A gene (DEG6) encoded translation initiation factor eIF1, played pivotal role in abiotic stress tolerance in rice plants (Rangan et al., 2009). The overexpression of sugar beet eIFIA (BveIF1A) improved salt tolerance in model plant A. thaliana (Rausell et al., 2003). Moreover, it has been found that the expression of rice eIF1 (OseIF1) gene is induced by ABA, and osmotic stress (Rangan et al., 2009). However, the above discussion supports to up-regulated initiation factor eIF1 that might be useful for enhancement of salt stress tolerance in plants.

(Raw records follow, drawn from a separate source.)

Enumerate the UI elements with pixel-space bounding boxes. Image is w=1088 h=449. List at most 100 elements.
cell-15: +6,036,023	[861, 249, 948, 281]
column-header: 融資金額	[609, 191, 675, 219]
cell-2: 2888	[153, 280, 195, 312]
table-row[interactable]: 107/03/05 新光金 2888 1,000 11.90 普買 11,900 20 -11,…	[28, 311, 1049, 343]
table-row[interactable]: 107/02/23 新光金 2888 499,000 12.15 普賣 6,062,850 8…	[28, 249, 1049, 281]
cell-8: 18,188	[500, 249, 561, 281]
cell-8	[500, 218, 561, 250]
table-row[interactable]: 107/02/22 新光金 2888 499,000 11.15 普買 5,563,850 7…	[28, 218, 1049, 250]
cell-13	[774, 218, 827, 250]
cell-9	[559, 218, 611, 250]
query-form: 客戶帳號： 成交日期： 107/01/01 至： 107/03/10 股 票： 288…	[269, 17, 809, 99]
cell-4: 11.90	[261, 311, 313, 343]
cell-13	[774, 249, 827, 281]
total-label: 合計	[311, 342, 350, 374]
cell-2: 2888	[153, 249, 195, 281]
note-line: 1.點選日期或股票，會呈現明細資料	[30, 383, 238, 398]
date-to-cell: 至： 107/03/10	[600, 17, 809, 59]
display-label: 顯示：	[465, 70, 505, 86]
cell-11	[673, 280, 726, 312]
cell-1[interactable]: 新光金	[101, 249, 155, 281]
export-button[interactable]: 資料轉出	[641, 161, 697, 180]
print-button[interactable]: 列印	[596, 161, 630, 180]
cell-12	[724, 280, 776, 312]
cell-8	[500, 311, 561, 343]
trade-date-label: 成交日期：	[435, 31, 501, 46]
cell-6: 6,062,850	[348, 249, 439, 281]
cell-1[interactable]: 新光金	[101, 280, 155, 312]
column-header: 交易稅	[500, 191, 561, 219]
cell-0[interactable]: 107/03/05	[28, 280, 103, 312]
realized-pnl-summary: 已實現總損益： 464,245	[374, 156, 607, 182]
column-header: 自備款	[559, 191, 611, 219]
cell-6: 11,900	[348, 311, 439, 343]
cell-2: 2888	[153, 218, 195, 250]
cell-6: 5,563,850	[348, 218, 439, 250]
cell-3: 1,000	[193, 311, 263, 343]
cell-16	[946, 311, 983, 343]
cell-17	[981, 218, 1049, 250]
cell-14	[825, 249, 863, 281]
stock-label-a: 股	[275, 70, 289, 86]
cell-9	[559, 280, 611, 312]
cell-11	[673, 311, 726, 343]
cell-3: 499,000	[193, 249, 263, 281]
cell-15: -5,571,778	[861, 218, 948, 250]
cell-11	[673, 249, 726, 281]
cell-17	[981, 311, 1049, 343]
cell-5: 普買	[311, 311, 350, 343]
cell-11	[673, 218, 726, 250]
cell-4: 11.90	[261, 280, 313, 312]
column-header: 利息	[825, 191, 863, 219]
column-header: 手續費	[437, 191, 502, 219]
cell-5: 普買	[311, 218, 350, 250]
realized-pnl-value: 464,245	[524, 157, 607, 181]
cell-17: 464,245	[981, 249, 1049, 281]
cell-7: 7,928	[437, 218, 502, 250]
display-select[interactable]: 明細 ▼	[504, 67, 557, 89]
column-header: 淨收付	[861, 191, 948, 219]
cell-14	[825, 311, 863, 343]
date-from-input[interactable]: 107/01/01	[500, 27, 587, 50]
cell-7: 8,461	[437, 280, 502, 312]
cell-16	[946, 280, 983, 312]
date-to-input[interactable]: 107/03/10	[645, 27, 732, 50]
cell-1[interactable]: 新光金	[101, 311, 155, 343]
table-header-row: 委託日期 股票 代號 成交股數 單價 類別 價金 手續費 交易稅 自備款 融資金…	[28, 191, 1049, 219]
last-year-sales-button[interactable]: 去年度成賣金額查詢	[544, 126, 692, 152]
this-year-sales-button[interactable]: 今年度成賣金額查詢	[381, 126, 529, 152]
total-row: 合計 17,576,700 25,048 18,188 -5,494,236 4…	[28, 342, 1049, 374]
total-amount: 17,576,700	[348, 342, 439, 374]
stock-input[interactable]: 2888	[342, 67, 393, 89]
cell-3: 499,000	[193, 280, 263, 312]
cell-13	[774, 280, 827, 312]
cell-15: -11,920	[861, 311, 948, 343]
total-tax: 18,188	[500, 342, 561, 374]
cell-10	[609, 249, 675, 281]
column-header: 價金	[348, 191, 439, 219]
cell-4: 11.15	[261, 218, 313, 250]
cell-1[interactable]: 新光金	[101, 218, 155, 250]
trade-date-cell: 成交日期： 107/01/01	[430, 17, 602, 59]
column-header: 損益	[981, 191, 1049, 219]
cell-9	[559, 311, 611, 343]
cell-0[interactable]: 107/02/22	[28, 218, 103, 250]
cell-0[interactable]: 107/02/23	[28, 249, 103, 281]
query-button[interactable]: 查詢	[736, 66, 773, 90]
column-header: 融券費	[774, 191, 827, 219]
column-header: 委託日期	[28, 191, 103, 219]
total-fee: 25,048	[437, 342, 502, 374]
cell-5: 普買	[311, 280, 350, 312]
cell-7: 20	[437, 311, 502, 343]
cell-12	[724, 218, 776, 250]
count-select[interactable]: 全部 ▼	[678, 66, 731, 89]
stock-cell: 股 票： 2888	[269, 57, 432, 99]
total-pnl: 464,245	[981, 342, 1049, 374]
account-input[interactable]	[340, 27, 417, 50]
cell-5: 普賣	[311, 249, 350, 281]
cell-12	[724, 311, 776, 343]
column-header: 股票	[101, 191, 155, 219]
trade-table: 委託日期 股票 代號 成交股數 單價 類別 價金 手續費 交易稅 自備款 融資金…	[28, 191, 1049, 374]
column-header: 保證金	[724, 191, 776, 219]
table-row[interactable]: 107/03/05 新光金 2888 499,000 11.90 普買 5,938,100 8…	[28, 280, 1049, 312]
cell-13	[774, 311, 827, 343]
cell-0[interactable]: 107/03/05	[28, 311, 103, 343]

Glyceraldehyde 3-phosphate dehydrogenase (GAPDH; DEG7) is a ubiquitous enzyme that catalyzes the conversion of glycerate-3-phosphate (3-PGA) to glyceraldehyde-3-phosphate in the presence of ATP and NADPH. In this study, the up-regulation of glyceraldehyde 3-phosphate dehydrogenase 2 might be involved in salt tolerance in Italian ryegrass. As a similar observation has been documented, genome wide profiling of GAPDH genes revealed that GAPDHs are involved in abiotic stress response (Zeng et al., 2016). However, the expression of several homologs of GAPDHs including gapA/B, gapC, gapCp and gapN indicates that these genes may play pivotal role in abiotic stress tolerance in wheat.
Interestingly, eukaryotic elongation factor 1 alpha (eEF1a; DEG8) also identified in Italian ryegrass seedling response to salt stress. eEF1a is an important component for protein biosynthesis, and it involved in signal transduction, DNA replication/repair protein networks regulation, molecular chaperone-like activity, and plant development (Suhandono et al., 2014). In this study, we observed that eEF1a (DEG7) is up-regulated at seedling stage of Italian ryegrass after salt treatment. It has been previously reported that eEF1A genes in cassava (MeEF1A1) were expressed in early stages of plant development, and also eEF1A induced by several environmental stimuli including high temperature, drought and light (Suhandono et al., 2014). Recently, the eEF1a was identified in Urochloa brizantha (Takamori et al., 2017), elongation factor Tu was regulated by drought stress in alfalfa (Rahman et al., 2016a). However, from the above discussion it suggests that eEF1A gene has multifunction that can contribute in plant development under external stimuli.
Ⅳ.CONCLUSION
In this study, several differentially expressed genes including alpha-glactosidase b, light harvesting chlorophyll a/b binding protein, metallothionein-like protein 3B-like, translation factor SUI, translation initiation factor eIF1, glyceraldehyde-3-phosphate dehydrogenase 2 and elongation factor 1-alpha were identified using annealing control primer-based GeneFishing-technique. These genes were significantly up-regulated by salt stress in Italian ryegrass seedlings. These genes were involved in plant development, signaling, ROS detoxification and salt acclimation. The identification of these genes would be useful as promising candidates for the salt stress tolerant crop production.